A lot of travelers have probably experienced this situation. You just came to an entirely foreign city and you are feeling tired and confused. You withdraw the first foreign money from an ATM. Then you try to count how many euros, dollars or rubles that approximately is, but you still have a hard time estimating how much you can actually buy for that amount – after all, the prices of bus tickets or Big Macs vary in different places. So you, still a little puzzled, take the first taxi to the hotel. You pay 1000 of something to the driver. Then you ask a local for the normal prices for such a ride and you learn that it was twice overpriced. Welcome to Prague.
The mini internet series Praha vs. Prachy (Prague vs. Cash – available with English subtitles) recently got a lot of attention in the Czech Republic after it revealed the manners of some of the most unscrupulous taxi drivers that operate in the center of the capital. It showed people being charged 800 crowns (almost 30 euros) for a short ride from the Old Town Square to the Wenceslas Square, which is a distance normally walkable in 5-10 minutes. It showed how aggressive some of the drivers get when confronted for their behavior as well as the utter inability of the authorities to fight against these thieves in yellow cars.
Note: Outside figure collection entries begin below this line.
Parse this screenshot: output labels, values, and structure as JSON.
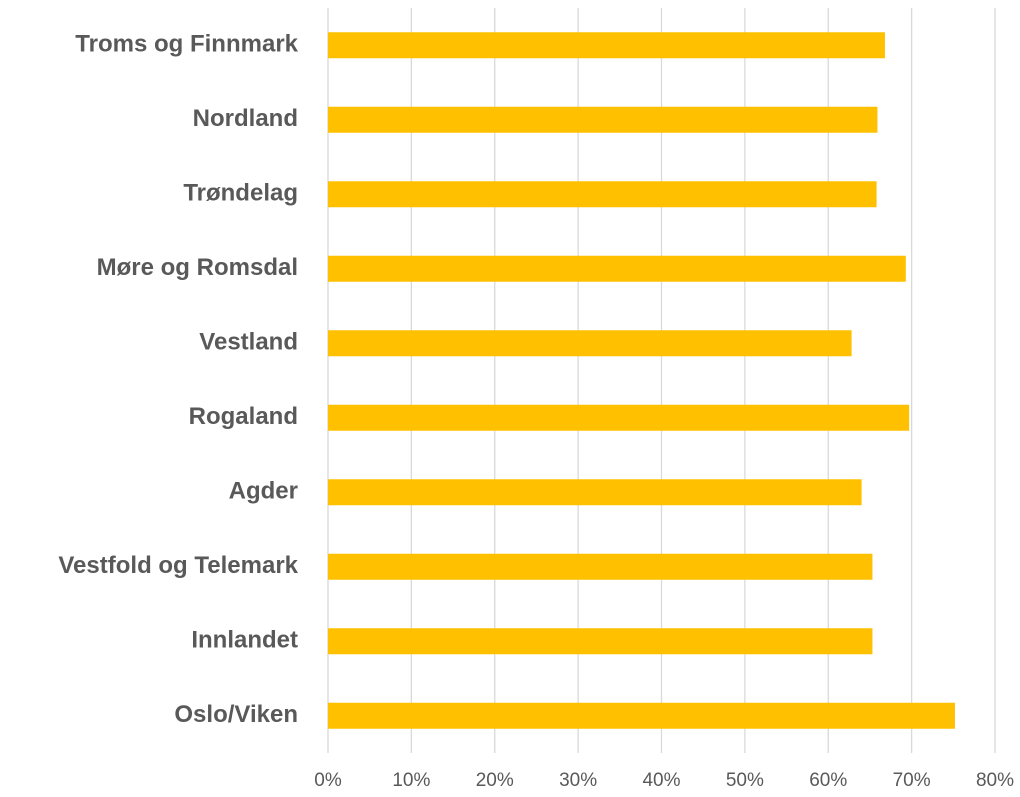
{
  "chart_data": {
    "type": "barh",
    "categories": [
      "Troms og Finnmark",
      "Nordland",
      "Trøndelag",
      "Møre og Romsdal",
      "Vestland",
      "Rogaland",
      "Agder",
      "Vestfold og Telemark",
      "Innlandet",
      "Oslo/Viken"
    ],
    "values": [
      66.8,
      65.9,
      65.8,
      69.3,
      62.8,
      69.7,
      64.0,
      65.3,
      65.3,
      75.2
    ],
    "color": "#ffc000",
    "xlim": [
      0,
      80
    ],
    "xticks": [
      {
        "value": 0,
        "label": "0%"
      },
      {
        "value": 10,
        "label": "10%"
      },
      {
        "value": 20,
        "label": "20%"
      },
      {
        "value": 30,
        "label": "30%"
      },
      {
        "value": 40,
        "label": "40%"
      },
      {
        "value": 50,
        "label": "50%"
      },
      {
        "value": 60,
        "label": "60%"
      },
      {
        "value": 70,
        "label": "70%"
      },
      {
        "value": 80,
        "label": "80%"
      }
    ],
    "grid": true
  }
}
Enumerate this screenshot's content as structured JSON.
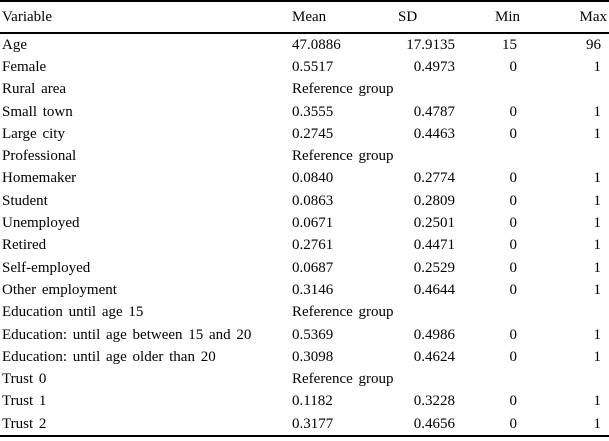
{
  "table": {
    "columns": [
      "Variable",
      "Mean",
      "SD",
      "Min",
      "Max"
    ],
    "reference_label": "Reference group",
    "rows": [
      {
        "variable": "Age",
        "mean": "47.0886",
        "sd": "17.9135",
        "min": "15",
        "max": "96"
      },
      {
        "variable": "Female",
        "mean": "0.5517",
        "sd": "0.4973",
        "min": "0",
        "max": "1"
      },
      {
        "variable": "Rural area",
        "reference": true
      },
      {
        "variable": "Small town",
        "mean": "0.3555",
        "sd": "0.4787",
        "min": "0",
        "max": "1"
      },
      {
        "variable": "Large city",
        "mean": "0.2745",
        "sd": "0.4463",
        "min": "0",
        "max": "1"
      },
      {
        "variable": "Professional",
        "reference": true
      },
      {
        "variable": "Homemaker",
        "mean": "0.0840",
        "sd": "0.2774",
        "min": "0",
        "max": "1"
      },
      {
        "variable": "Student",
        "mean": "0.0863",
        "sd": "0.2809",
        "min": "0",
        "max": "1"
      },
      {
        "variable": "Unemployed",
        "mean": "0.0671",
        "sd": "0.2501",
        "min": "0",
        "max": "1"
      },
      {
        "variable": "Retired",
        "mean": "0.2761",
        "sd": "0.4471",
        "min": "0",
        "max": "1"
      },
      {
        "variable": "Self-employed",
        "mean": "0.0687",
        "sd": "0.2529",
        "min": "0",
        "max": "1"
      },
      {
        "variable": "Other employment",
        "mean": "0.3146",
        "sd": "0.4644",
        "min": "0",
        "max": "1"
      },
      {
        "variable": "Education until age 15",
        "reference": true
      },
      {
        "variable": "Education: until age between 15 and 20",
        "mean": "0.5369",
        "sd": "0.4986",
        "min": "0",
        "max": "1"
      },
      {
        "variable": "Education: until age older than 20",
        "mean": "0.3098",
        "sd": "0.4624",
        "min": "0",
        "max": "1"
      },
      {
        "variable": "Trust 0",
        "reference": true
      },
      {
        "variable": "Trust 1",
        "mean": "0.1182",
        "sd": "0.3228",
        "min": "0",
        "max": "1"
      },
      {
        "variable": "Trust 2",
        "mean": "0.3177",
        "sd": "0.4656",
        "min": "0",
        "max": "1"
      }
    ]
  }
}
The document also pointed out that these overpriced fees are often not properly taxed.
Interestingly enough, the drivers don’t try to hide their activities even after being exposed to the public. In arguments, they often praise the free market, which in their twisted logic means that you can offer anything and anyhow and as long as somebody buys that, it is completely OK. “You want to prohibit me to stand here and charge this amount? You are worse than a communist,” they would argue, together with remarks about the rich travelers that don’t care about the money anyways.
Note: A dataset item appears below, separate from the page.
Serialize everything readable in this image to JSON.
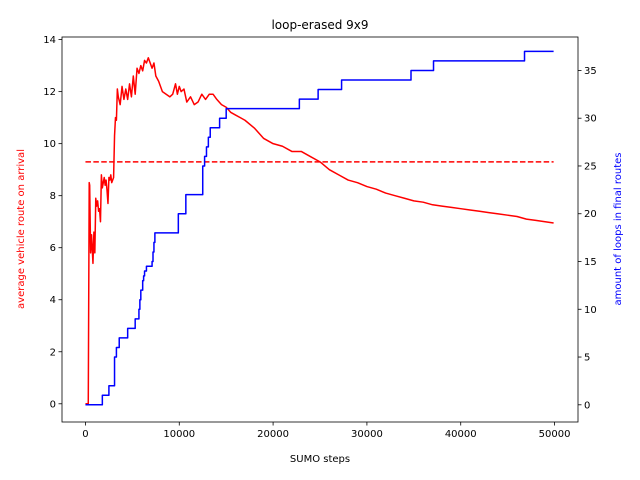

As a tour guide of the Prague Extravaganza, I started to notice specific cars and faces of these rip off drivers who are often waiting for their victims just next to our usual route through Parizska street and near our meeting point for Charles Bridge & Prague Castle Free Tour as well. The taxi drivers park there even though they are actually prohibited to do so, playing hide and seek with the police. Sometimes their behavior borders an absurd comedy. For example, the drivers were constantly altering a sign prohibiting them from entering the Karlova Street. The authorities reacted by putting the sign higher and higher so eventually the sign was only reachable with a stepladder.
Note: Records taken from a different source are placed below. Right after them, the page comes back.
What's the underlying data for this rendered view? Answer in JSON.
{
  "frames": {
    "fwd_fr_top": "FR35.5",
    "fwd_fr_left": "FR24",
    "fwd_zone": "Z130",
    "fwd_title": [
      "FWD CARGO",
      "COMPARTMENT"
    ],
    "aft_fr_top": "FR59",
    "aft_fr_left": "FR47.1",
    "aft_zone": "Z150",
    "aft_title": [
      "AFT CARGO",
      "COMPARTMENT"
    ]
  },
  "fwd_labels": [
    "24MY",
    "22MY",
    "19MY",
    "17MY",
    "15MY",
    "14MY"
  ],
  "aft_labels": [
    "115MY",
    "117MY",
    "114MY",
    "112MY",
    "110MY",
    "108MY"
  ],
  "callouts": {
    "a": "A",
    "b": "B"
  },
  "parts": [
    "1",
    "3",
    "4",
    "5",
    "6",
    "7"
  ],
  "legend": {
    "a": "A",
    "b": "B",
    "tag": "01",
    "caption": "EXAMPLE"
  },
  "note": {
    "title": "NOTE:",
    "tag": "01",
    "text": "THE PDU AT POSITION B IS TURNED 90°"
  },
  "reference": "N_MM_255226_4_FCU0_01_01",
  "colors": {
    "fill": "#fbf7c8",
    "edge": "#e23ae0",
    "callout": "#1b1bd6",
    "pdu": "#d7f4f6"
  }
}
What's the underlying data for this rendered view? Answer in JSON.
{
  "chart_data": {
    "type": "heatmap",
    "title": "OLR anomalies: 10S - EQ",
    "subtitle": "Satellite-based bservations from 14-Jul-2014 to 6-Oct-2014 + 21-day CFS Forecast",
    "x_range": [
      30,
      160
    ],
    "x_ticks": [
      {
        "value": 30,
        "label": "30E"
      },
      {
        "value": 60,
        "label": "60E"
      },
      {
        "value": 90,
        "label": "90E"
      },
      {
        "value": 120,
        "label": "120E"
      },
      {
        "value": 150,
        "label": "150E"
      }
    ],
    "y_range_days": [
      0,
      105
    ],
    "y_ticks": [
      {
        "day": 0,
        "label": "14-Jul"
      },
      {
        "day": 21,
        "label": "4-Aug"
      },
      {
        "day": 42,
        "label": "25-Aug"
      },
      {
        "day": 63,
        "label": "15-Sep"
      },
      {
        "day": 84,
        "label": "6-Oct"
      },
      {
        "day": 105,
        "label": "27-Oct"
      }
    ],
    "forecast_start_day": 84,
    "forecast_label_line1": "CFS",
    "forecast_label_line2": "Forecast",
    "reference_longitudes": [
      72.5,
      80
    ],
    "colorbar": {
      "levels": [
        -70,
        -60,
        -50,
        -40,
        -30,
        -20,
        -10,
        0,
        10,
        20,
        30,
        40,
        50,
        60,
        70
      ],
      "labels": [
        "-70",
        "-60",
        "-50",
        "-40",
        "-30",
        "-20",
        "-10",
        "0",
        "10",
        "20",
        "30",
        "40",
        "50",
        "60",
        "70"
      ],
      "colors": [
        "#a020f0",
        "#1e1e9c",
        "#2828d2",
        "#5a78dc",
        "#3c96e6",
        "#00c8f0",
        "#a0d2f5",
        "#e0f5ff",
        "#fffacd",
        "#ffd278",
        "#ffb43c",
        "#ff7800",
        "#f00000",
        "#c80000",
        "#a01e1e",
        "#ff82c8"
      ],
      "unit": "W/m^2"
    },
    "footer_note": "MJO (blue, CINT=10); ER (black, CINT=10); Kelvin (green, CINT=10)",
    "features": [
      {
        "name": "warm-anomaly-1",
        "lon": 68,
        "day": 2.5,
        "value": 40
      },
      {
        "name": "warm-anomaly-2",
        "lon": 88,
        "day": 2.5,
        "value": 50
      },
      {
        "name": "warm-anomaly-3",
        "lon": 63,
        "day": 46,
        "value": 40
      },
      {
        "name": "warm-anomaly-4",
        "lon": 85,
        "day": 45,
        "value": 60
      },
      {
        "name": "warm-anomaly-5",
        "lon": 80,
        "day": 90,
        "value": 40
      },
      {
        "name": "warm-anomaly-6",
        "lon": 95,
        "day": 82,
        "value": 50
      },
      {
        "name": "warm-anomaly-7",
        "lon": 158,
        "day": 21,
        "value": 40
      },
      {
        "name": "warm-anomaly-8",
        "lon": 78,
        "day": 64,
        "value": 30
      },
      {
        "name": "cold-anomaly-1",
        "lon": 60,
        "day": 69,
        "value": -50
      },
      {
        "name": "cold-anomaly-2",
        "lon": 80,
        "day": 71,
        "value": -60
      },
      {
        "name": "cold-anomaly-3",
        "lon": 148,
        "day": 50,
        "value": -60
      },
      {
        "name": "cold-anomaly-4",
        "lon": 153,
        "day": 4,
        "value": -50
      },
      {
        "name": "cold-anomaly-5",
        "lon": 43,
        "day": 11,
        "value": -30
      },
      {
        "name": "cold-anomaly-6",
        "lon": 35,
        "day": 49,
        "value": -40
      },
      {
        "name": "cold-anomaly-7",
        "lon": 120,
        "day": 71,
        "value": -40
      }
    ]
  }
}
Funny as this may look, this little gang of corrupted taxidrivers has been a problem in Prague for years and the City Hall steps to prevent this nasty phenomenon have not yet been much fruitful. The incumbent Prague mayor reacted to Praha vs. Prachy series by promising additional psychological and topographic tests for the taxi drivers in the city. However, many taxi drivers argue that such procedures will complicate the position to the ones that drive for fair deals and will fail to prevent the taxi gang in pursuing their criminal activities.
Naturally, it is only fair to say that most of the taxi drivers in Prague are honest and that the reputation of this profession is being spoilt by a group of some twenty people – after all, after seeing the documentary featuring a couple of profaned faces, one is already able to identify these in the city center by his naked eye. Therefore, I am not warning you not to take taxis in Prague. However, you should be aware of this group that is operating specifically in the center of the city. You can always find renowned taxi companies on the web or you can ask for them in your hotel. Other than that, it just suffices to remember that a kilometer in the city center should cost you around 28 crowns (a euro) plus the entrance rate (usually around 40 crowns) and definitely not 200 crows.